The current solution we have is to partition the cluster using an exclusive partition. One partition is meant for Spark jobs, and a queue is made which has a default node label pointing to this partition. All other jobs are run in the remaining queues, and run on the default partition. At first this works, since you've now essentially restricted the Spark jobs to a specific set of nodes. Yes, you could run the jobs on the default partition, but the Spark queue on the default partition is set at 0% capacity, so it has lower priority than the other jobs, and thus is rarely scheduled.
But then a project comes along that needs as many resources as we can spare for a few weeks to do a major load in Spark. We put the job in the Spark queue, but it's not getting enough resources, and is stuck competing with other jobs running in the Spark queue. We decide to create a new queue, but the question is where to put the queue, and what to take capacity away from?
If we take capacity away from the Spark queue, we can only get so much. If we take away from the other queues, then we can't take away from the Spark queues. If we try to take away from both, we need to figure out how to make the percentages work, and quickly run into confusing scenarios where one person is talking about capacity of the whole cluster while the other is talking about capacity of the default partition or of the Spark queue.
Based on the last three weeks of posts, what's the right way out of this mess? The best way to handle this long term is to remove the partition, and put everything into one partition. The Spark partition was not done due to heterogeneous nodes, nor is it due to a network partition. It is due purely to wanting to restrict how much of the cluster Spark jobs can take up.

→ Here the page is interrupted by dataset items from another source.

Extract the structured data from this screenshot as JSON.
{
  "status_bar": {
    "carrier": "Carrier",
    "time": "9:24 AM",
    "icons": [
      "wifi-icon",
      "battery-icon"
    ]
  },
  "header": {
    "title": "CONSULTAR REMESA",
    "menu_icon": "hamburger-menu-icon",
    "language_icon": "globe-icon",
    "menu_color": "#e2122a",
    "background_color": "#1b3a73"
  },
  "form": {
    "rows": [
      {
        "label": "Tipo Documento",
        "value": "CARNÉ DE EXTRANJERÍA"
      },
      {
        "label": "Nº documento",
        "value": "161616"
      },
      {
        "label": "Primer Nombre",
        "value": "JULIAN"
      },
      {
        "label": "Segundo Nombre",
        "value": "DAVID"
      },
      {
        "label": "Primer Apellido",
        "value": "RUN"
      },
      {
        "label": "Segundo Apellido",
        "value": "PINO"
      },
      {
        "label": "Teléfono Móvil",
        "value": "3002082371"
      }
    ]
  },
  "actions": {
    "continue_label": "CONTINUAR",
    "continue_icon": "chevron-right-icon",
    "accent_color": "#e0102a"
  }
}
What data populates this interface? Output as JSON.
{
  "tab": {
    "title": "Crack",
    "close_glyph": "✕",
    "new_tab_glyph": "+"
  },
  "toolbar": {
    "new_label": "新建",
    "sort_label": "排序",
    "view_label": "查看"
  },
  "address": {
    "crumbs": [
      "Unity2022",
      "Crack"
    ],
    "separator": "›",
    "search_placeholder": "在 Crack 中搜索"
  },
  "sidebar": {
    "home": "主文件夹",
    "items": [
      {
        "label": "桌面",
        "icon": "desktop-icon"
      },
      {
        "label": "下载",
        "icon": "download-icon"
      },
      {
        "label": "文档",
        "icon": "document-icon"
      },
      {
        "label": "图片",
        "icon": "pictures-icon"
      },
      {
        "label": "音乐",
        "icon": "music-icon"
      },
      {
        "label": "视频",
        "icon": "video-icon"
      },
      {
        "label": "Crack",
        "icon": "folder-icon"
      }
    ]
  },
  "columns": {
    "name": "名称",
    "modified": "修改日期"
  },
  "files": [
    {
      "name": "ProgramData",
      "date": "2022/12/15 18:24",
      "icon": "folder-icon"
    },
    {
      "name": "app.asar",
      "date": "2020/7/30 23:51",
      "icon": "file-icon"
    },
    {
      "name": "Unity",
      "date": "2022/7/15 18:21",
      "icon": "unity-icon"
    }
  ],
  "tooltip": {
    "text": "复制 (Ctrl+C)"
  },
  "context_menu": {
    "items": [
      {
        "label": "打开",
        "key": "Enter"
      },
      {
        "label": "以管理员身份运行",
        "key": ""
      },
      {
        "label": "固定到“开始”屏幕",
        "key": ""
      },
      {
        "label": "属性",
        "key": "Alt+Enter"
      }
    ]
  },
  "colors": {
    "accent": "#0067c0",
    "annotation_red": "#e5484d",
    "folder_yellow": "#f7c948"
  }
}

This can instead be done using the maximum capacity parameter which YARN queues have. So we put everything into one partition, put limits on the Spark queue so it doesn't take over the cluster, and then add a new queue for the spike job we need to finish in a few weeks.
And like that, we've gotten ourselves into a good short-term situation for all parties involved. The spike job has a strictly controlled amount of resources we can tweak easily. Spark jobs have a resource cap to prevent them from taking over the cluster. Most importantly, all jobs can now share all resources, so we don't have nodes sitting idle while jobs are desperate for resources. We still need to better arrange the queues to allow for easier tweaking of all of the job resources, but for now we can put our feet up and rest, before jumping into the next YARN puzzle!